ERP on demand: knowing what containers will arrive when
The integrated functions of the ERP on-demand solution map business processes and track the consignments and funds, from the moment the commodities are purchased, during their transportation by sea, and to their delivery to the customer, including the invoicing. This brings transparency to every step. Which containers will arrive in Rotterdam in the next three days and which commodities are they carrying? Which commodities are already on their way to the warehouse? A customer needs 20 tonnes more almond oil than agreed in the contract – can we deliver within a week? The ERP on-demand solution answers these questions, and many more, in almost real time.

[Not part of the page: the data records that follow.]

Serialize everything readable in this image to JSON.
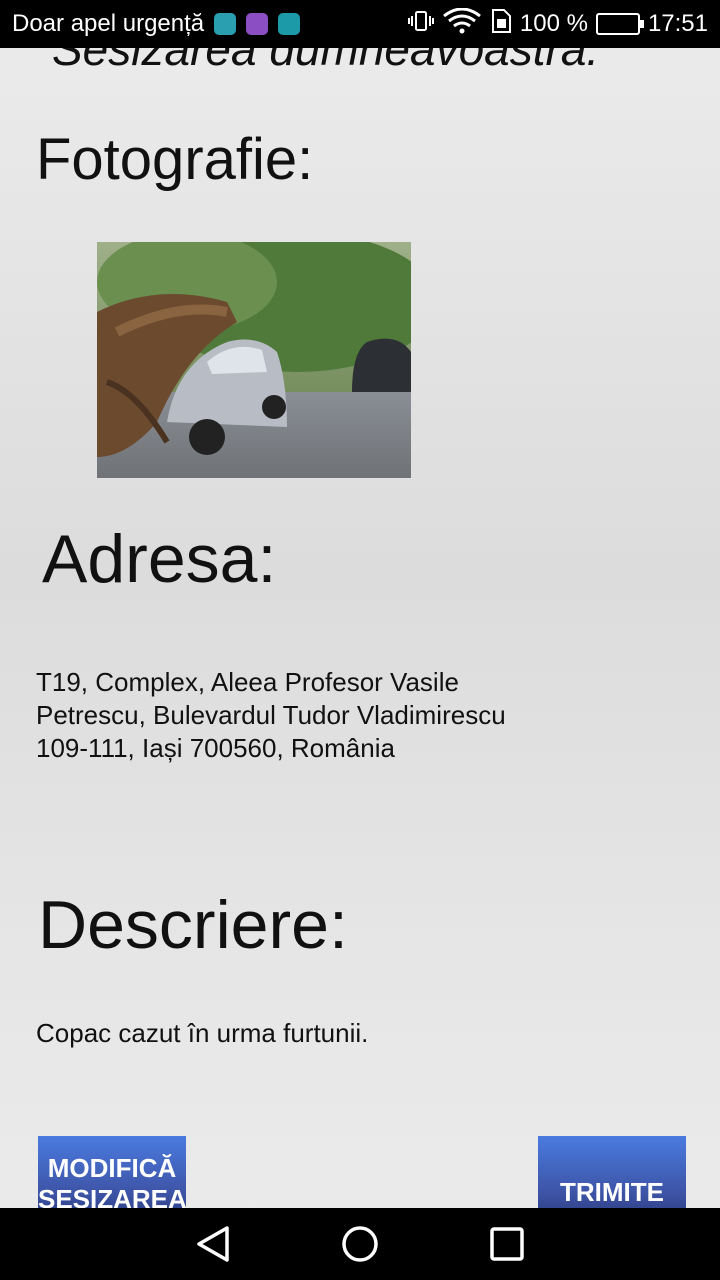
{
  "status_bar": {
    "carrier": "Doar apel urgență",
    "battery": "100 %",
    "time": "17:51"
  },
  "page": {
    "top_title": "Sesizarea dumneavoastră:",
    "photo_heading": "Fotografie:",
    "address_heading": "Adresa:",
    "address_lines": [
      "T19, Complex, Aleea Profesor Vasile",
      "Petrescu, Bulevardul Tudor Vladimirescu",
      "109-111, Iași 700560, România"
    ],
    "description_heading": "Descriere:",
    "description": "Copac cazut în urma furtunii."
  },
  "buttons": {
    "modify_line1": "MODIFICĂ",
    "modify_line2": "SESIZAREA",
    "send": "TRIMITE"
  },
  "colors": {
    "button": "#3e55a8",
    "battery": "#5cc63a"
  },
  "icons": {
    "nav": [
      "back-icon",
      "home-icon",
      "recents-icon"
    ]
  }
}
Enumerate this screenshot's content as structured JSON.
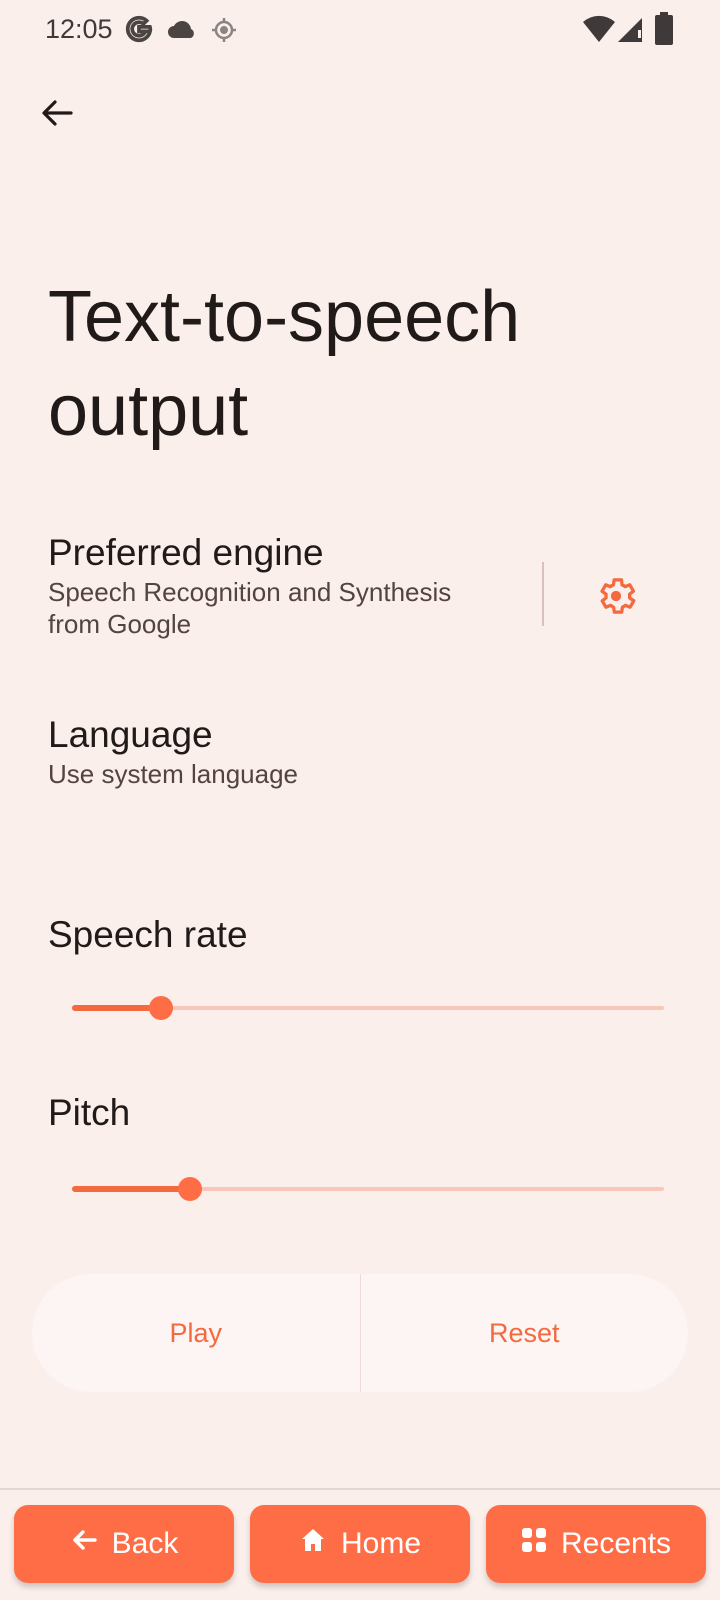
{
  "status_bar": {
    "time": "12:05",
    "icons": [
      "google-icon",
      "cloud-icon",
      "location-icon",
      "wifi-icon",
      "signal-icon",
      "battery-icon"
    ]
  },
  "header": {
    "back_icon": "arrow-back-icon"
  },
  "page_title": "Text-to-speech output",
  "preferred_engine": {
    "title": "Preferred engine",
    "summary": "Speech Recognition and Synthesis from Google",
    "settings_icon": "gear-icon"
  },
  "language": {
    "title": "Language",
    "summary": "Use system language"
  },
  "speech_rate": {
    "label": "Speech rate",
    "value_fraction": 0.15
  },
  "pitch": {
    "label": "Pitch",
    "value_fraction": 0.2
  },
  "actions": {
    "play_label": "Play",
    "reset_label": "Reset"
  },
  "nav": {
    "back_label": "Back",
    "home_label": "Home",
    "recents_label": "Recents"
  },
  "colors": {
    "accent": "#ff6d47",
    "background": "#fbefec",
    "track": "#f9c6b9"
  }
}
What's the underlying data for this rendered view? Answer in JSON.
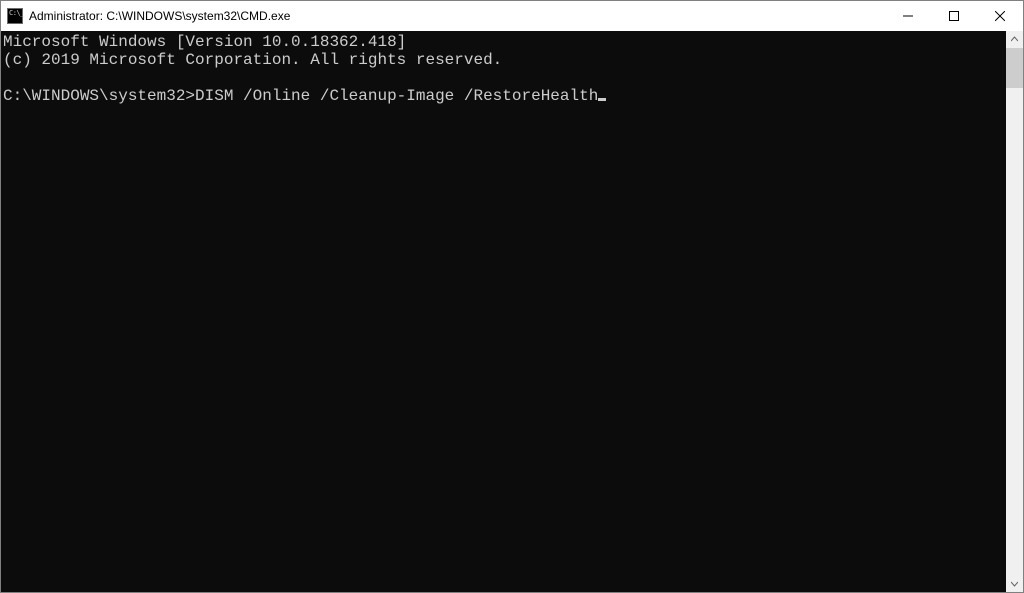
{
  "titlebar": {
    "title": "Administrator: C:\\WINDOWS\\system32\\CMD.exe"
  },
  "terminal": {
    "line1": "Microsoft Windows [Version 10.0.18362.418]",
    "line2": "(c) 2019 Microsoft Corporation. All rights reserved.",
    "blank": "",
    "prompt": "C:\\WINDOWS\\system32>",
    "command": "DISM /Online /Cleanup-Image /RestoreHealth"
  }
}
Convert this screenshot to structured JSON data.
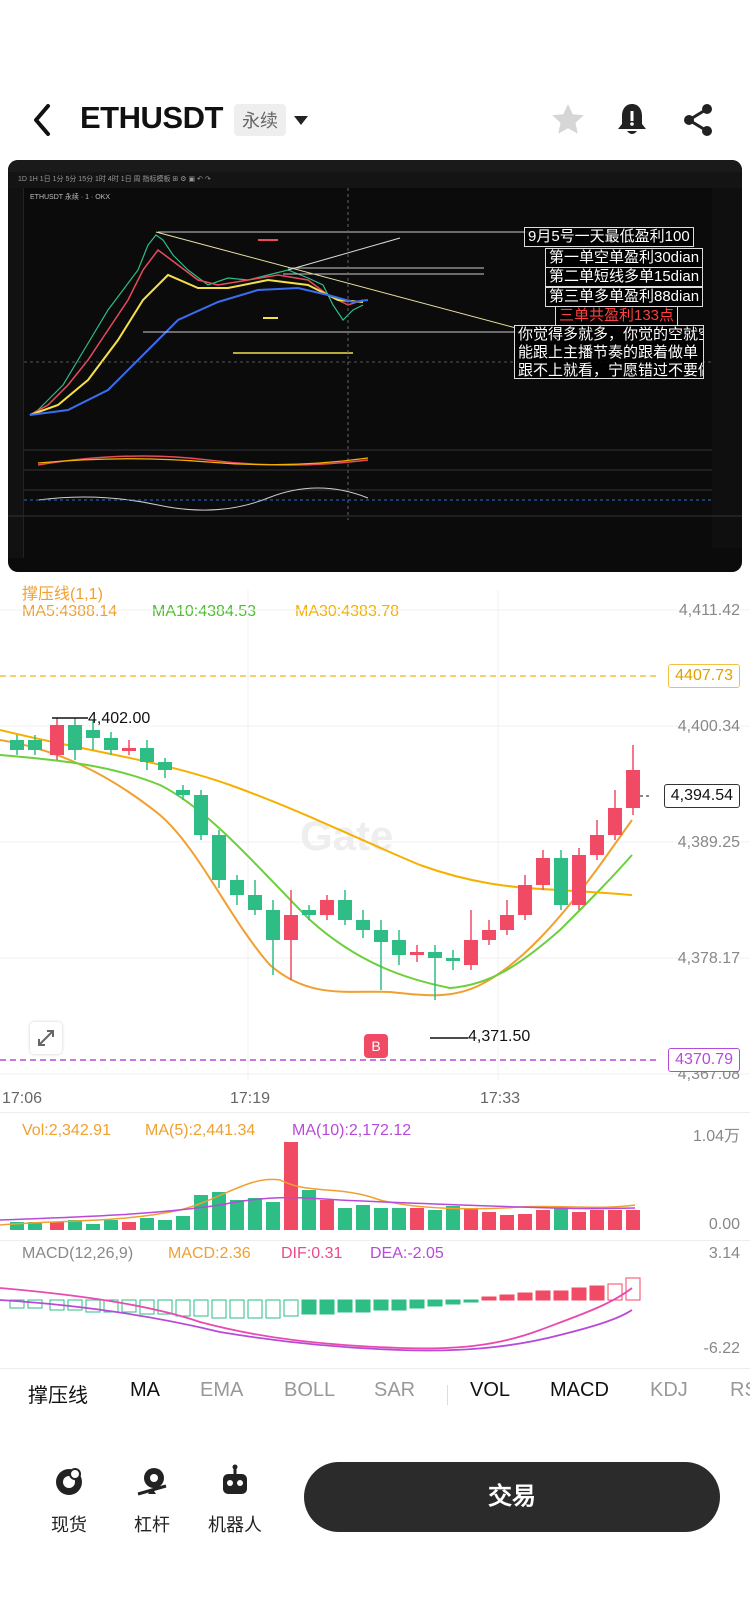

4. Automation: The ERP system triggers the next processes
As the business processes are fully integrated and mostly automated, they are very fast and simple. Confirming the delivery of a batch in the ERP system triggers the next processes, such as confirming the delivery quantity, invoicing, and updating the inventory. Jongkind is particularly impressed by how the software handles orders for transportation by ship, and back-to-back coverage. “If a customer orders 600 tonnes of castor oil, this sale triggers the original supplier to enter into a hedge transaction until the complete order is shipped and the futures contract fulfilled,” says Jongkind.
Business processes are as important as quality
5. Quality control: Getting information about commodity quality
Jongkind can also give his customers on-the-spot information about the quality of the commodity. The information he needs, such as specifications and analysis results, is documented in the batch management and quality management modules of the cloud-based ERP software and can be called up any time. This is important: customers, especially those in the organic and natural cosmetics industry, pharmaceutical industry, and food industry, are not only interested in the quality of their trading partners’ products, but their business processes as well.
6. Administration: New mobile processes lead to less administrative effort
IT and mobile data reduce time-consuming manual administration work, enabling OPW Ingredients’ staff to work faster and more efficiently, which leaves them more time for their core tasks. Sales staff really benefit: every day, they issue 20 to 30 sales quotes and, as product managers, they manage the commercial processes involved in purchasing commodities and arranging their transportation by sea. Now that they have a complete audit trail, OPW Ingredients can meet the requirements of Basel II and Basel III, which come into force in the near future. This can help the company get better terms from the banks.
Lesson learned: allow enough time for project scoping
OPW Ingredients deliberately chose a cloud-based ERP solution. Jongkind is not concerned about any loss of control: he knows that his business data is better taken care of at SAP’s high-performance data center in St. Leon-Rot, Germany, than in-house. Yet with hindsight there are some things he would change: “We implemented the new software very fast but had to adapt it after we had gone live, as the processes we needed to map are complex. We could have avoided this extra work had we taken more time to scope the project with our consultants beforehand.”